Coronavirus Contagion Crimping Cash Flow For Macau Casino Operators
Posted on: January 30, 2020, 10:19h.
Last updated on: January 30, 2020, 12:32h.
The coronavirus continues wreaking havoc, with the count of documented cases on a global basis up to 7,700 with 170 deaths, according to the World Health Organization (WHO). Those are data points that are presenting significant headwinds to Macau gaming operators.
The world’s largest gaming center has seven confirmed cases of the respiratory illness, a number that has held steady over the past 48 hours. However, health officials there say 15 patients are awaiting results and another 16 are under observation because they had contact with those infected by the “Wuhan virus.”
With Beijing having temporarily scrapped visas for Macau visits and transportation from other major arteries – such as Hong Kong and Taiwan – to the casino hub cut-off, gaming companies’ cash flow is expected to languish. On the company’s earnings conference call Wednesday, Las Vegas Sands (NYSE:LVS) President and COO Rob Goldstein said visits to the Special Administrative Region (SAR) are off as much as 80 percent.
The 2019 Novel Coronavirus’ (2019-nCov) cash flow effect on Macau’s gaming operators will be significant, as the virus spreads and regional governments’ precautionary measures continue,” said Fitch Ratings in note obtained by Casino.org.
The research firm added that the four US-listed Macau operators – LVS, Melco Resorts & Entertainment (NASDAQ:MLCO), MGM Resorts International (NYSE:MGM), and Wynn Resorts (NASDAQ:WYNN) – should be able to withstand pressure inflicted by the viral outbreak.
Holding Steady
LVS is the first of the major operators to report fourth-quarter and full-year 2019 results, and its stock is trading modestly at this writing while the broader market swoons.

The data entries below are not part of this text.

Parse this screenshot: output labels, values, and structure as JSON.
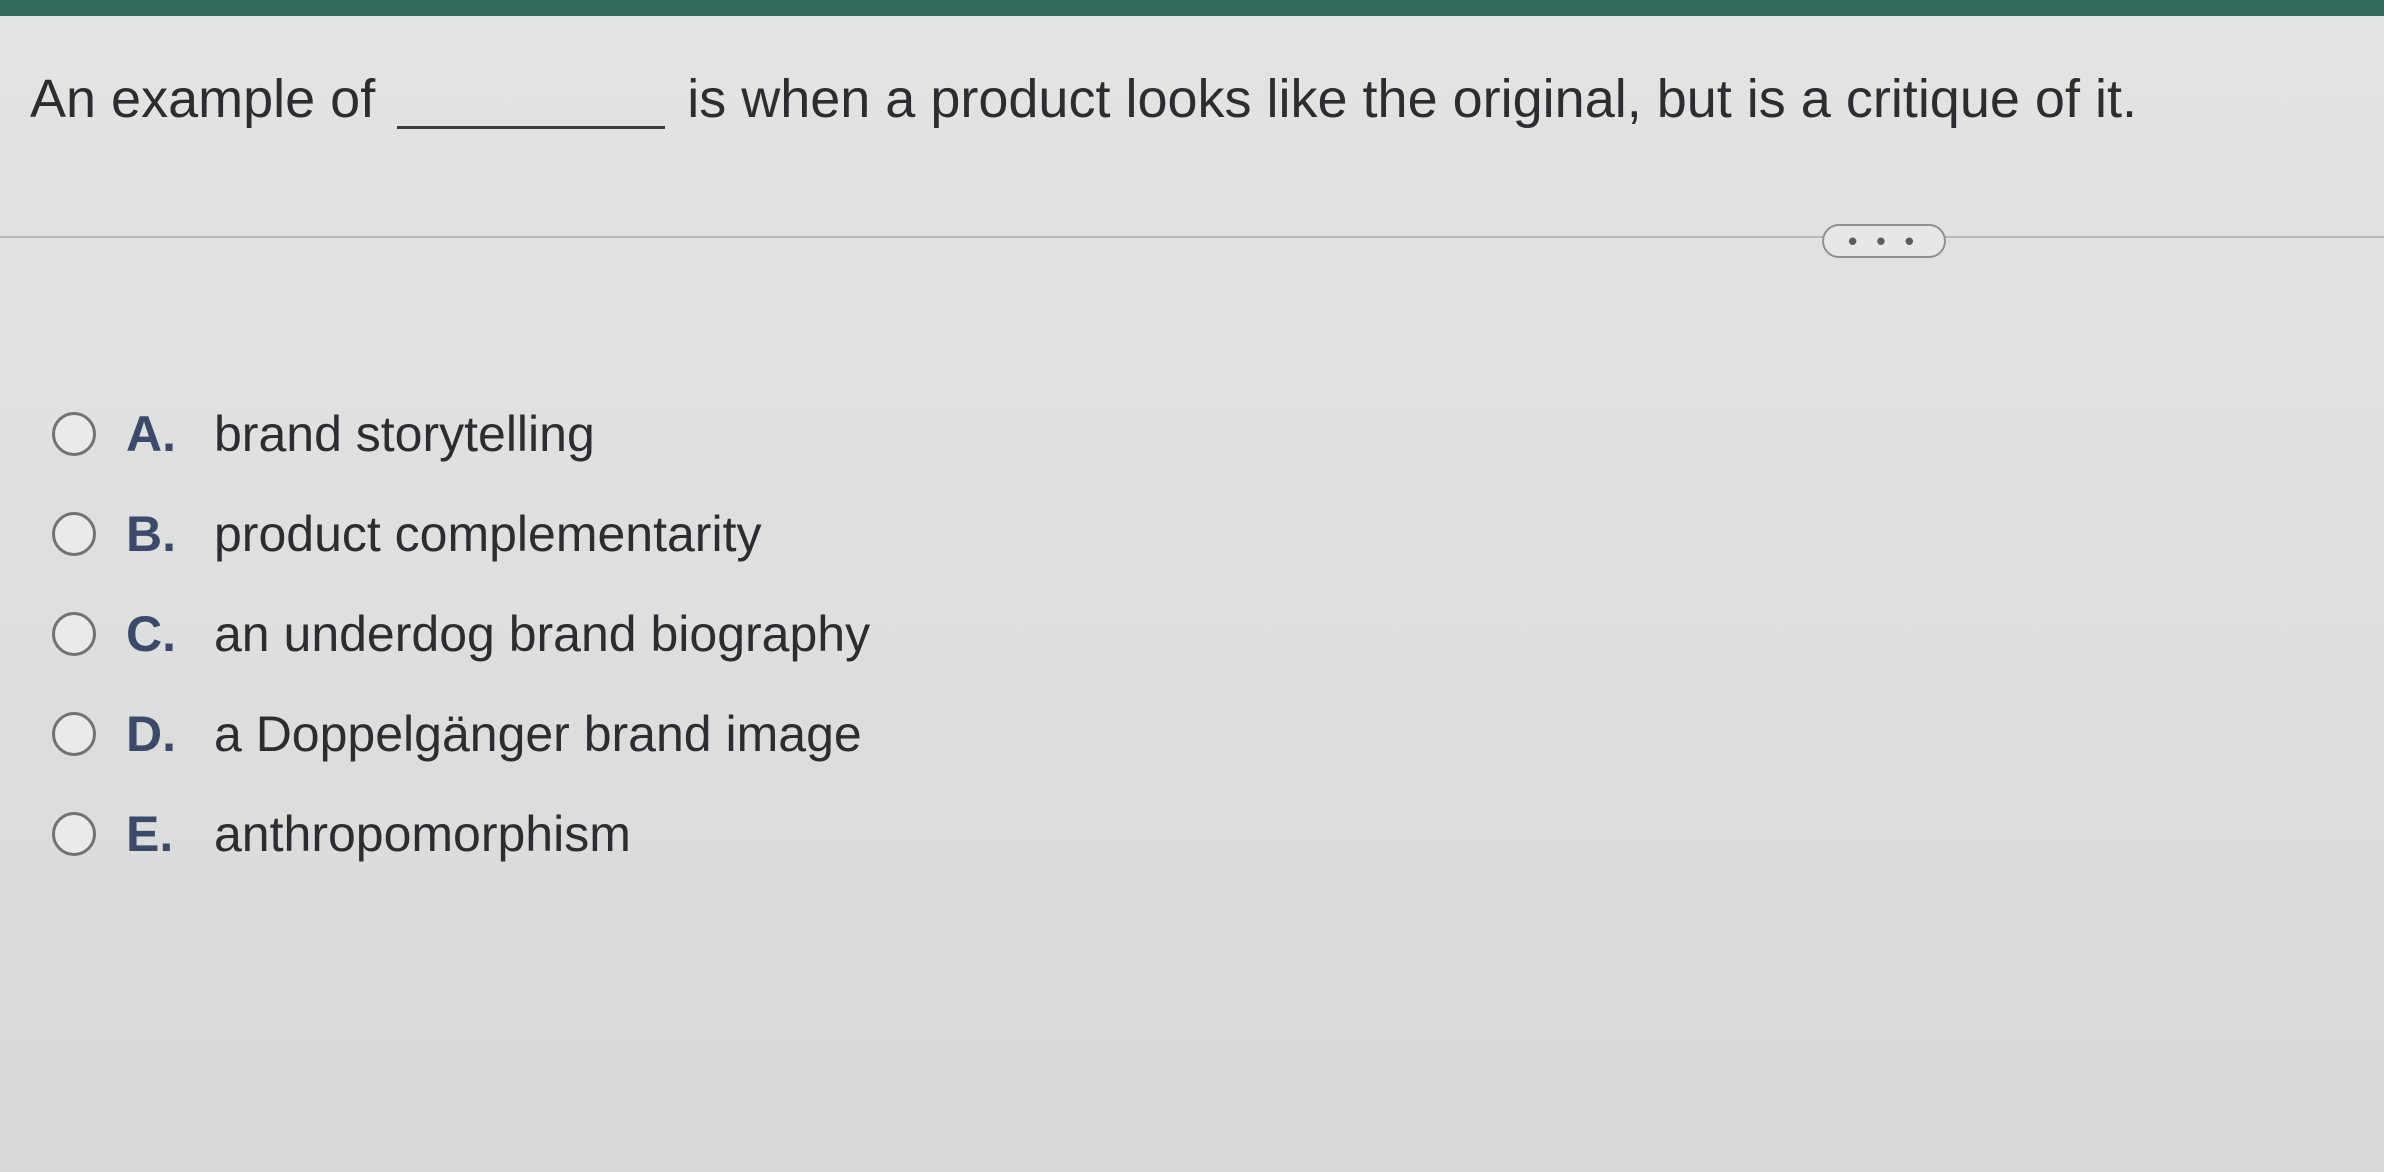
{
  "question": {
    "prefix": "An example of",
    "suffix": "is when a product looks like the original, but is a critique of it."
  },
  "more_button": {
    "label": "• • •"
  },
  "options": [
    {
      "letter": "A.",
      "text": "brand storytelling"
    },
    {
      "letter": "B.",
      "text": "product complementarity"
    },
    {
      "letter": "C.",
      "text": "an underdog brand biography"
    },
    {
      "letter": "D.",
      "text": "a Doppelgänger brand image"
    },
    {
      "letter": "E.",
      "text": "anthropomorphism"
    }
  ],
  "colors": {
    "top_bar": "#2f6a5c",
    "option_letter": "#3b4a6b",
    "text": "#2b2d30"
  }
}
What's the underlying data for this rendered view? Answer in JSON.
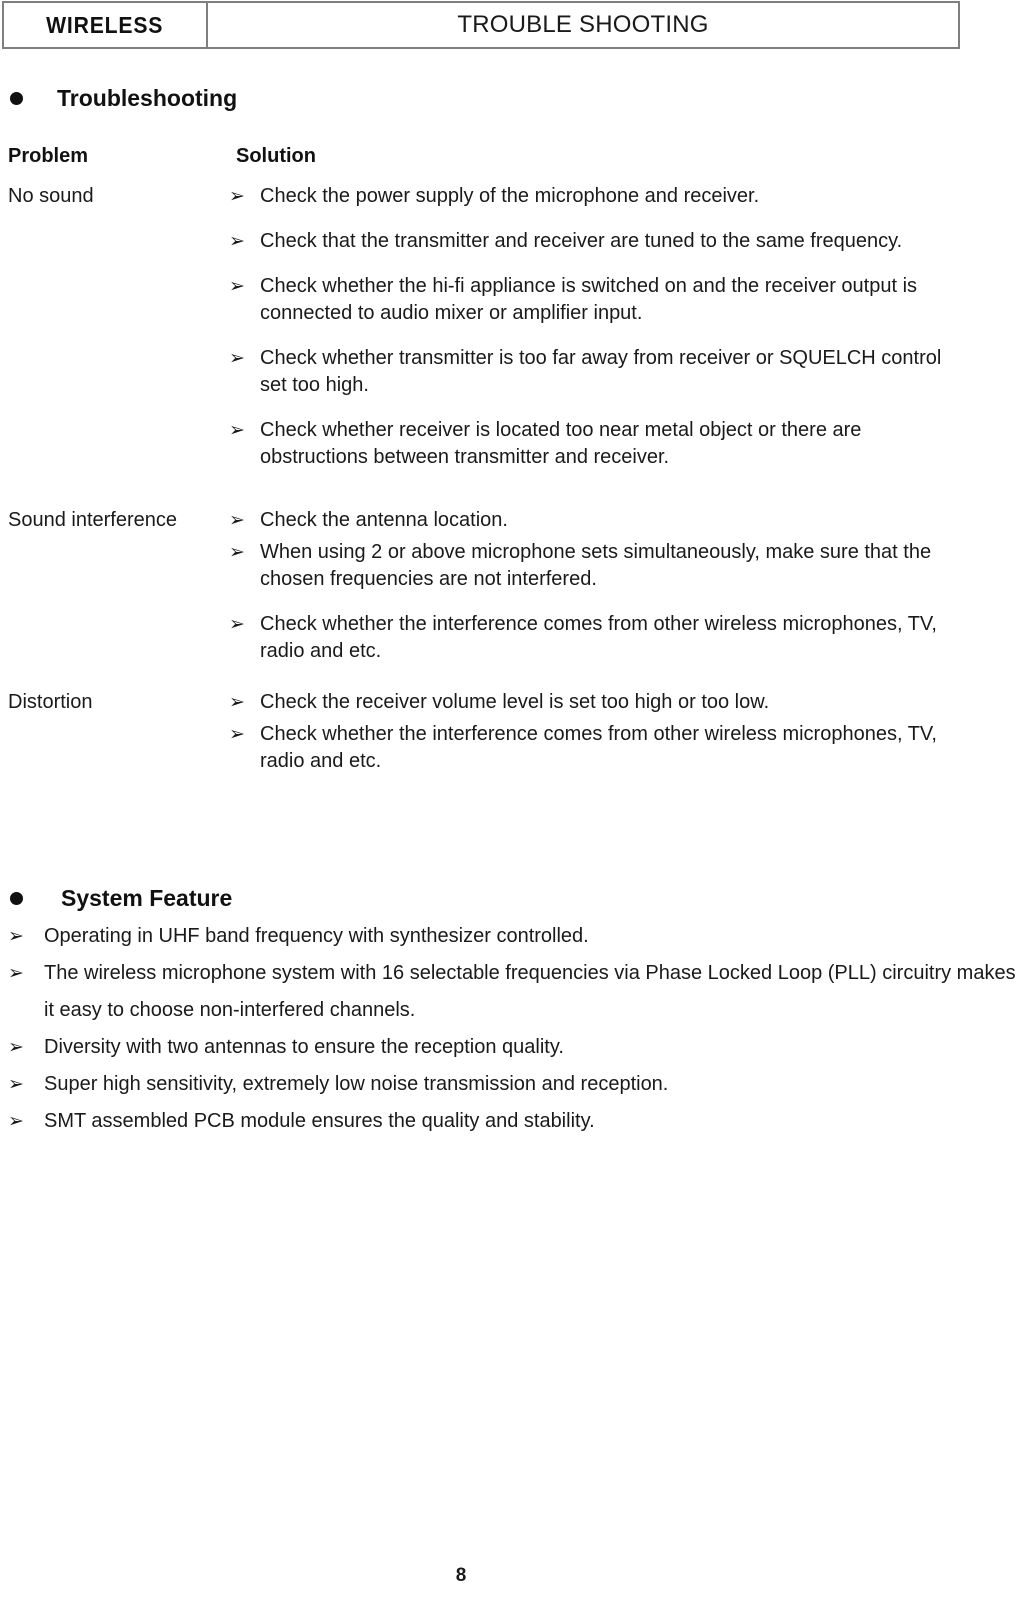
{
  "header": {
    "brand": "WIRELESS",
    "title": "TROUBLE SHOOTING"
  },
  "troubleshooting": {
    "heading": "Troubleshooting",
    "columns": {
      "problem": "Problem",
      "solution": "Solution"
    },
    "bullet_glyph": "➢",
    "rows": [
      {
        "problem": "No sound",
        "solutions": [
          "Check the power supply of the microphone and receiver.",
          "Check that the transmitter and receiver are tuned to the same frequency.",
          "Check whether the hi-fi appliance is switched on and the receiver output is connected to audio mixer or amplifier input.",
          "Check whether transmitter is too far away from receiver or SQUELCH control set too high.",
          "Check whether receiver is located too near metal object or there are obstructions between transmitter and receiver."
        ]
      },
      {
        "problem": "Sound interference",
        "solutions": [
          "Check the antenna location.",
          "When using 2 or above microphone sets simultaneously, make sure that the chosen frequencies are not interfered.",
          "Check whether the interference comes from other wireless microphones, TV, radio and etc."
        ]
      },
      {
        "problem": "Distortion",
        "solutions": [
          "Check the receiver volume level is set too high or too low.",
          "Check whether the interference comes from other wireless microphones, TV, radio and etc."
        ]
      }
    ]
  },
  "system_feature": {
    "heading": "System Feature",
    "bullet_glyph": "➢",
    "items": [
      "Operating in UHF band frequency with synthesizer controlled.",
      "The wireless microphone system with 16 selectable frequencies via Phase Locked Loop (PLL) circuitry makes it easy to choose non-interfered channels.",
      "Diversity with two antennas to ensure the reception quality.",
      "Super high sensitivity, extremely low noise transmission and reception.",
      "SMT assembled PCB module ensures the quality and stability."
    ]
  },
  "footer": {
    "page_number": "8"
  }
}
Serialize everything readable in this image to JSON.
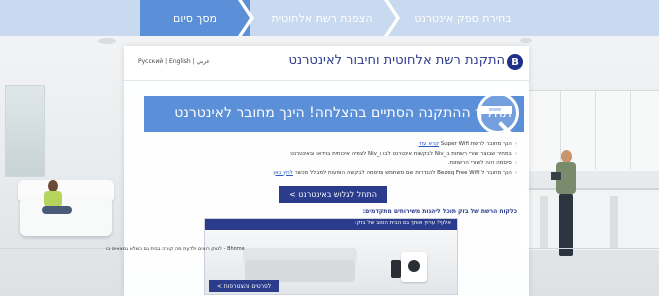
{
  "steps": [
    {
      "label": "מסך סיום",
      "active": true
    },
    {
      "label": "הצפנת רשת אלחוטית",
      "active": false
    },
    {
      "label": "בחירת ספק אינטרנט",
      "active": false
    }
  ],
  "panel": {
    "title": "התקנת רשת אלחוטית וחיבור לאינטרנט",
    "badge": "B",
    "languages": "Русский | English | عربي"
  },
  "banner": {
    "text": "תהליך ההתקנה הסתיים בהצלחה! הינך מחובר לאינטרנט",
    "icon_text": "www"
  },
  "bullets": [
    {
      "text": "הנך מחובר לרשת Super Wifi",
      "link": "קרא עוד"
    },
    {
      "text": "במחיר שבוצר שורי רשתות ב_Niv לבקשות אינטרנט לבו ו_Niv לצפיה איכותית בוידאו ובאינטרנט",
      "link": ""
    },
    {
      "text": "סיסמה זהה לשורי הרשתות.",
      "link": ""
    },
    {
      "text": "הנך מחובר ל Bezeq Free Wifi להגדרות שם משתמש וסיסמה לבקשה הופעות למבלל מכשר",
      "link": "לחץ כאן"
    }
  ],
  "cta": {
    "label": "התחל לגלוש באינטרנט >"
  },
  "promo": {
    "heading": "כלקוח הרשת של בזק תוכל ליהנות משירותים מתקדמים:",
    "bar_text": "אלוף! ערוץ אותך גם הבית הטוב של בזק:",
    "button": "לפרטים והצטרפות >",
    "footnote": "Bhome - לנותן רוצים ולדעת מה קורה בבית גם כשלא נמצאים בו"
  }
}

Macau remains the company’s marquee market.
In the last three months of 2019, Sands generated $1.39 billion in adjusted property earnings before interest, taxes, depreciation and amortization (EBITDA) on $3.51 billion in revenue, with $811 million of that EBITDA and $2.24 billion of turnover being derived on the peninsula.
Macau operators have previously dealt with health scares, and while those issues present near-term headwinds, historical data indicate visits bounce back in a few months.
“During the H1N1 (swine flu) pandemic in Asia, Macau’s gaming revenue and visitation declined 17% and 16%, respectively, in June 2009, the first month Macau reported its first case of swine flu,” said Fitch. “Revenue stabilized sequentially thereafter and started to recover in September 2009.”
The ratings agency acknowledged that the difference between the swine flu outbreak and this year’s coronavirus epidemic is that the former occurred as the world was still grappling with the effects of the global financial crisis.
Wide Ranges
Fitch hypothesized a scenario in which Macau operators could see first- and second-quarter revenue tumble 50 percent and 25 percent, respectively, prompting potentially large cash flow declines for LVS, Melco, MGM, and Wynn.
“The combined hit to the four operators’ cash flow would be $2.0 billion, relative to about $11.0 billion of EBITDA and $1.3 billion of free cash flow (FCF) Fitch previously forecast under a status quo 2020 scenario,” according to the research firm. “This $2.0 billion cash flow effect scenario considers the operators’ expense structure and further assumes 50% of the revenue decline flows down to EBITDA.”
On Wednesday, LVS said it ended 2019 with $4.23 billion in cash on hand, tops in the gaming industry.